8) Screw it down, file the edges to match the stock.

I apologize if some of this is too elementary.
 
Thanks for your responses.
None are too elementary for me, thats for certain. I am pretty new to this stuff. I've read the books but all seem to lack in detail. Lots of info on power tools but not a whole lot on the handle tool approach.
 
I mark a line on each side for the depth of the plate, then take a coping saw & cut a groove across the toe almost to the depth of the line, taking care NOT to go past that line on each side. Make multiple cuts about ever 1/4" to 1/2" depending on the curl of the wood, more curl requires more cuts as it will chip out easily & leave you with a tear or chunk out to repair. :shake:

Take it all down to the line & then use a small bent chisel to get all flat with your depth line. Use the edge of a small piece of metal not quite as large as the toeplate to keep checking for it to be flat.
When you think you have it close, use inletting black to blacken the inside of the toeplate, lay it on the , tap it, remove & take out the high spots.Center is usually high so relieve that just a tad out to about 3/16 to 1/4" of the edge.

When you get ready for screws, draw a center line down the toeplate. Figure out how may screws keeping in mind that if you get too close to the end of the toe, you could break it or chip it out & be worse off than you started.

Off the stock, centerpunch & drill a small pilot holes the dia of the screw shaft center into the toeplate, then put the plate on the toe & predrill the holes the depth required. WATCH THE ANGLE OF THE DRILL..... you want the screws 90 deg to the plate, Regardless of the shape of the butt.... this puts the screw heads down evenly... :hmm:

Take the toeplate off & you can now countersink the holes for the screw heads, all holes the same depth..

Take a fine tipped Exacto knife & get a lil patchlube (grease type) and take the tip of the blade & gather a tad & insert the grease into the holes to lube them. Now put the screws in.

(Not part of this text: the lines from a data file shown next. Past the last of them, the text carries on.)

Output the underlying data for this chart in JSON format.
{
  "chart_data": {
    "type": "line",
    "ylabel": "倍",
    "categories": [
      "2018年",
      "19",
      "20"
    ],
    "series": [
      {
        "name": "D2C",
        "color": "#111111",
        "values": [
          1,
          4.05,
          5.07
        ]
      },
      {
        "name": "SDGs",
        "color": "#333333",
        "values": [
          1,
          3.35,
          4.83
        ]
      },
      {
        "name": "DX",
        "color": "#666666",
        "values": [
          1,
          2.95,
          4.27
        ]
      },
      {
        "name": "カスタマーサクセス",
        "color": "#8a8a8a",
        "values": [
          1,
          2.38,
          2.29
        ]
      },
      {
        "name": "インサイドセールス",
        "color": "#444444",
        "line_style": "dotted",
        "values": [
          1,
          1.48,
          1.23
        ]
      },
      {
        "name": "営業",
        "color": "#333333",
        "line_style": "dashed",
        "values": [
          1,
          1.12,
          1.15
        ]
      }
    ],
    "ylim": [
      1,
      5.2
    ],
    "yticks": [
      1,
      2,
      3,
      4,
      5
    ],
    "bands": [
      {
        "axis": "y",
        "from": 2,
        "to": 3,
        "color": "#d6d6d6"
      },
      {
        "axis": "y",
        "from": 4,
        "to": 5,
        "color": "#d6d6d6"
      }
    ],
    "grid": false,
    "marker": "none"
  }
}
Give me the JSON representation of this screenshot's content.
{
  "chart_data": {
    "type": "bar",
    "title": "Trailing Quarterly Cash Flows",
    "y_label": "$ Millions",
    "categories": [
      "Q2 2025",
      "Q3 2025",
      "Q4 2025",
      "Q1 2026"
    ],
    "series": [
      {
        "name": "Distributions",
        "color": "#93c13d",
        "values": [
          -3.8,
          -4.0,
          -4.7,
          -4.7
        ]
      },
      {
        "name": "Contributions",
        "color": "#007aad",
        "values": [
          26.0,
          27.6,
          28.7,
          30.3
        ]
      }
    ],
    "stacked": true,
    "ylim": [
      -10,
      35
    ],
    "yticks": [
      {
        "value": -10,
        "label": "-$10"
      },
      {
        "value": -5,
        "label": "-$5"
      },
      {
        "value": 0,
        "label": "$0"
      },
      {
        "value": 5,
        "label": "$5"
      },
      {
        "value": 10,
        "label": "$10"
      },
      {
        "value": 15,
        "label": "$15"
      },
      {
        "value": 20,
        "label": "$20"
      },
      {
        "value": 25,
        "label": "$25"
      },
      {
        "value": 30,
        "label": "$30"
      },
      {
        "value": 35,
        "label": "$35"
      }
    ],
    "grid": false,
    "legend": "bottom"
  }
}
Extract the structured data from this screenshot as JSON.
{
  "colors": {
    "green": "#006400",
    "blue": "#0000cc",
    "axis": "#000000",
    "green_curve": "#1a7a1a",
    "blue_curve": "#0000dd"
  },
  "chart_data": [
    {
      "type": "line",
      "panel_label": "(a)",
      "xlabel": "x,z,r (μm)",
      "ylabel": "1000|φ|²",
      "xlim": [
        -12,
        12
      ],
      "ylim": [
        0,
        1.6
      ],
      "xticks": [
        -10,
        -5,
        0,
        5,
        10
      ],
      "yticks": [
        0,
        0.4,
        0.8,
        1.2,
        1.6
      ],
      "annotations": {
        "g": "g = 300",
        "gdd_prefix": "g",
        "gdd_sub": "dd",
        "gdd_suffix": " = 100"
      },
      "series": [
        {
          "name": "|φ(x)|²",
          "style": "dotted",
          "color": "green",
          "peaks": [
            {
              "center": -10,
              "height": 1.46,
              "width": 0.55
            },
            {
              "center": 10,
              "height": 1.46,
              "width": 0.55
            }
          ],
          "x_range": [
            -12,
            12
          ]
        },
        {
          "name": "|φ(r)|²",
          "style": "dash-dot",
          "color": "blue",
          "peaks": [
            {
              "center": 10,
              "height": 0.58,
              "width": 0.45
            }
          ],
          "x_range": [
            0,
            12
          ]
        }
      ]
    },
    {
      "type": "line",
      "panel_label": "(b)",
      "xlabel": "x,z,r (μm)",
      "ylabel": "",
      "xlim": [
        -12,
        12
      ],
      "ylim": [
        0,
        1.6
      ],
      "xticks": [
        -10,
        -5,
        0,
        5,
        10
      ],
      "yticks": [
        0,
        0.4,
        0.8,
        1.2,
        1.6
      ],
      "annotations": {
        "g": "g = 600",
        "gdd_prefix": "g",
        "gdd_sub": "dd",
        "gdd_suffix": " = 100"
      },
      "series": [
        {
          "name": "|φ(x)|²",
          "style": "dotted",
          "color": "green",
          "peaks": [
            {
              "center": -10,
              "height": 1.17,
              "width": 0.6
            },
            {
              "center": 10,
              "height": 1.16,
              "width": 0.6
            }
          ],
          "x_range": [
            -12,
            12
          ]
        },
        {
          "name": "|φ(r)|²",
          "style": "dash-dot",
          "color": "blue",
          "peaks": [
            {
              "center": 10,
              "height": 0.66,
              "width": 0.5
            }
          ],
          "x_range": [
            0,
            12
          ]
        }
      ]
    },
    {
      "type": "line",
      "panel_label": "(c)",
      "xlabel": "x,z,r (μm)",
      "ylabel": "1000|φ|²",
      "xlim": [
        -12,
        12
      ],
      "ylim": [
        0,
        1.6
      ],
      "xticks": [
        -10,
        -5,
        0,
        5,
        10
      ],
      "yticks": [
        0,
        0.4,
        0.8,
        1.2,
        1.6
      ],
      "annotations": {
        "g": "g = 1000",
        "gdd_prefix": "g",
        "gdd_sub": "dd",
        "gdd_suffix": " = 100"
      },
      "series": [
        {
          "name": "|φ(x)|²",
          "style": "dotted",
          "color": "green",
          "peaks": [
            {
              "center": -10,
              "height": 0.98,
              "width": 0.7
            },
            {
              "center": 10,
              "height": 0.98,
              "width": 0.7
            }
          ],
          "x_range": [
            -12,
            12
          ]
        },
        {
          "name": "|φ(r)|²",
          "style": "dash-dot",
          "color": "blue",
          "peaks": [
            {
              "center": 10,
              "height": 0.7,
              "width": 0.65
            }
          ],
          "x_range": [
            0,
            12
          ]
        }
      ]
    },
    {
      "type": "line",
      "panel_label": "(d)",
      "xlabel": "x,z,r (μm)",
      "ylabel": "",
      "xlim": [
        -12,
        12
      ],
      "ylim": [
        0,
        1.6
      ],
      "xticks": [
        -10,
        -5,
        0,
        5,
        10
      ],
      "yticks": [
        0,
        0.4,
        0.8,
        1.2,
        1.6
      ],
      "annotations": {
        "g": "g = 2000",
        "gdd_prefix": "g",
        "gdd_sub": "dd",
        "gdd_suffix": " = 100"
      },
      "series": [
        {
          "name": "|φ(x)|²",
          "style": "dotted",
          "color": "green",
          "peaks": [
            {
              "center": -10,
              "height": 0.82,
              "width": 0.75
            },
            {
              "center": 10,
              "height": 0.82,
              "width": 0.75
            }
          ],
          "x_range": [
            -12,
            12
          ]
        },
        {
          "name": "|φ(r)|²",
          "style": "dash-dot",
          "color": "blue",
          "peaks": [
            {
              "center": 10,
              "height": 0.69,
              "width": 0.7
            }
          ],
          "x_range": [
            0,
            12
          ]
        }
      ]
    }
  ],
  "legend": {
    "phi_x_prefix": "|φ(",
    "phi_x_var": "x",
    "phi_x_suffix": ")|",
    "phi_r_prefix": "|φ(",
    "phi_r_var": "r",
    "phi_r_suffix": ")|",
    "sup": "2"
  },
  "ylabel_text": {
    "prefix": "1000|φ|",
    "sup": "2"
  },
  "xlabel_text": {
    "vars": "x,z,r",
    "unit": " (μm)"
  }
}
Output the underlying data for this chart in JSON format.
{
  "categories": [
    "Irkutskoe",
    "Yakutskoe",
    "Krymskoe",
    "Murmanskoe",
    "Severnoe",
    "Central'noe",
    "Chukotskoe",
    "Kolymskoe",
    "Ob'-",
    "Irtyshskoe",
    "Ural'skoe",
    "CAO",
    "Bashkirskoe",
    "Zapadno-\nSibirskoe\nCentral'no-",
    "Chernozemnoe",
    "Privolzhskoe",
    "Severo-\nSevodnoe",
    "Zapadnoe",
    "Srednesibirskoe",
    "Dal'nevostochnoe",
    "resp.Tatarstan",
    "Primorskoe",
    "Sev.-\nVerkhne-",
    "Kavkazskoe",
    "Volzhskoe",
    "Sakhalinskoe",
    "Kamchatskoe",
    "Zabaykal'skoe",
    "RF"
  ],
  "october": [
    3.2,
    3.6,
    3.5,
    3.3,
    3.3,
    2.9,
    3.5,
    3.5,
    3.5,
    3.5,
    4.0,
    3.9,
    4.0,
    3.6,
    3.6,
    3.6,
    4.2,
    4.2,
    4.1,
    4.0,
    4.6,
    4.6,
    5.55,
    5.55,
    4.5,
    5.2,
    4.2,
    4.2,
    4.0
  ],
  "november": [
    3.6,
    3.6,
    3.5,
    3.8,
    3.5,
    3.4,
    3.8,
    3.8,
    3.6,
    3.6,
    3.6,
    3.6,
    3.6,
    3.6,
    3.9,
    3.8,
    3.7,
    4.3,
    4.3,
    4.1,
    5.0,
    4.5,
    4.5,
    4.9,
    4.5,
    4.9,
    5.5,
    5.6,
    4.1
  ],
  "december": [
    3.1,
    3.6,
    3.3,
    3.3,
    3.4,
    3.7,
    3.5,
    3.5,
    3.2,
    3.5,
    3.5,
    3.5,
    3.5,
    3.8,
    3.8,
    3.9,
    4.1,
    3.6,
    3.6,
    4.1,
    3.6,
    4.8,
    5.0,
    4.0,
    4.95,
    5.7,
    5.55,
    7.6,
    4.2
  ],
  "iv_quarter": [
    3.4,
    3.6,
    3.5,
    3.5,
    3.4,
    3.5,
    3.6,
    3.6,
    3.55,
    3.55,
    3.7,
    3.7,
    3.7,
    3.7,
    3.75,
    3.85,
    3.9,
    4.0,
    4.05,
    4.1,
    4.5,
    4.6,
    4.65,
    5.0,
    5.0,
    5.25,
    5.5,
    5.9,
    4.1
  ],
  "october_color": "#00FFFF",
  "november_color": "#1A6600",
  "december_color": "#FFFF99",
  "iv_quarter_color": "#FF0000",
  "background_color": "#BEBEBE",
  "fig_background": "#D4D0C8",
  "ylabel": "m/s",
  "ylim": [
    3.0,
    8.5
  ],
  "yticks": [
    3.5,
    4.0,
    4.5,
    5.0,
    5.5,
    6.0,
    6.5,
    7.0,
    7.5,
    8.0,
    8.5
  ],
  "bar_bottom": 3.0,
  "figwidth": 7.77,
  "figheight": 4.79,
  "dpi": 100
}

IF they feel too tight, back the screw out & go to a slightly larger bit, or do a test hole in a block of wood & try it, then go to the stock.

Keith Lisle
 
Marwin- avoid the siren song of power tools... this work is way too delicate for their use (don't ask me how i know) :redface: :redface: :redface:

i've used Elnathan's approach, but next time i'll try Birddog's.

for what it's worth, you'll look really cool if the slots of the screws line up with the axis of the rifle.

good luck with your build... then go forth and make good smoke!